Читать «Мой друг Али, потомок Магомета» онлайн - страница 6
Виктор Шендерович
Наджи Юсеф умер, когда скрипучее колесо истории пошло на новый кровавый оборот: он успел застать возвышение Саддама Хусейна. Уже погиб в странной автокатастрофе сын президента, стоявший на пути будущего тирана к власти…
Бывший боевик и убийца, Саддам был в ту пору вице-президентом Ирака. Надо ли говорить, что и президент тоже умер довольно быстро и странно…
Читавшим шекспировского «Ричарда Третьего» нет нужды в багдадских подробностях; общий сюжет ясен и так. Иракские нацисты вернулись, чтобы остаться у власти уже пожизненно. История Ирака пошла своим типовым кровавым путем, а Али во второй раз — и навсегда — покинул родину.
И на четырнадцать лет стал москвичом.
Вдову погибшего лидера иракской Компартии поселили, разумеется, не где попало: Гагаринский район, престижный московский Юго-Запад — университет, научные институты… Население в тех краях обитало соответствующее. Там, в 31-й средней школе, на улице Двадцати Шести Бакинских Комиссаров, формировался теперь взгляд Али на мир.
Его друзьями стали мальчишки с очень типичной, хотя и своеобразной генеалогией. Каждая вторая семья — потомственная, с царских времен, профессура; все деды — репрессированные-перерепрессированные…
В нашем поколении и социальном слое это было статистической нормой: один дед погиб на войне, другой репрессирован. В среднем так у нас и выходило.
Багдадские дедушки Али, адвокат Наджи Юсеф и мулла Ахмед, не погибали на фронтах Великой Отечественной и не пропадали в ГУЛАГе, но в фашистских застенках погиб его отец! Тема уничтоженных предков сплачивала мальчишек намертво; еще не диссидентство, но свободомыслие было нормой в 31-й школе: Булгаков и Оруэлл, Стругацкие и Венедикт Ерофеев были прочтены Али к семнадцати годам, «самиздат» и «тамиздат» вовсю ходили по рукам…
Долгое время мой герой не мог понять: к чему эти прятки? что в этих книгах антисоветского? Стругацкие были пропитаны духом созидания и братства; Булгаков руками Воланда сокрушал зло; Оруэлл предостерегал против тоталитаризма, борьбе с которым отдал жизнь Салям Адиль…

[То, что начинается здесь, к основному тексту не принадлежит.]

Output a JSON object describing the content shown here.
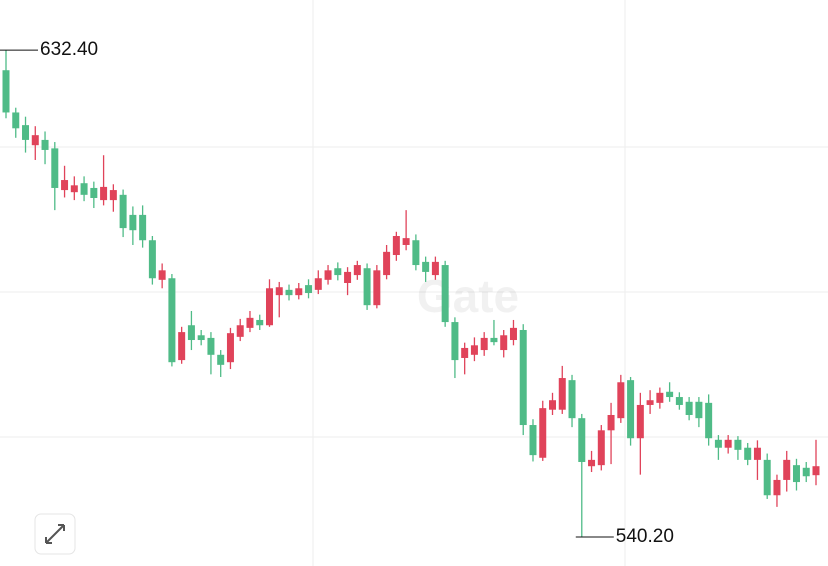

Советский Союз был для юного Али символом добра и прогресса. Одновременно с Оруэллом он читал «Брестскую крепость» — и не видел противоречия в репертуаре.
Я, признаться, не вижу его тоже. Добро и зло — мерцающие материи, и редко бывают приколочены раз и навсегда; так ловят изменчивый сигнал в радиоэфире, шаря по шкале настройки: надо прислушиваться, надо все время прислушиваться…
Сколько продержалась в Али вера в СССР как оплот мира и прогресса, сам он твердо сказать уже не может, но этот песок вымывало каждый день. Авторитарные абсолюты рушились в детской голове, — может быть, это ранний удар фашистским прикладом так хорошо помогает становлению ценностей?
Но один день и один случай Али помнит хорошо.
В учебнике с торжественным придыханием описывался подвиг мальчика, который погиб, пытаясь потушить загоревшийся колхозный трактор, и маленький Али пришел к маме с сомнением: стоило ли погибать ради этого? Ведь это же кусок железа, а тут — человеческая жизнь!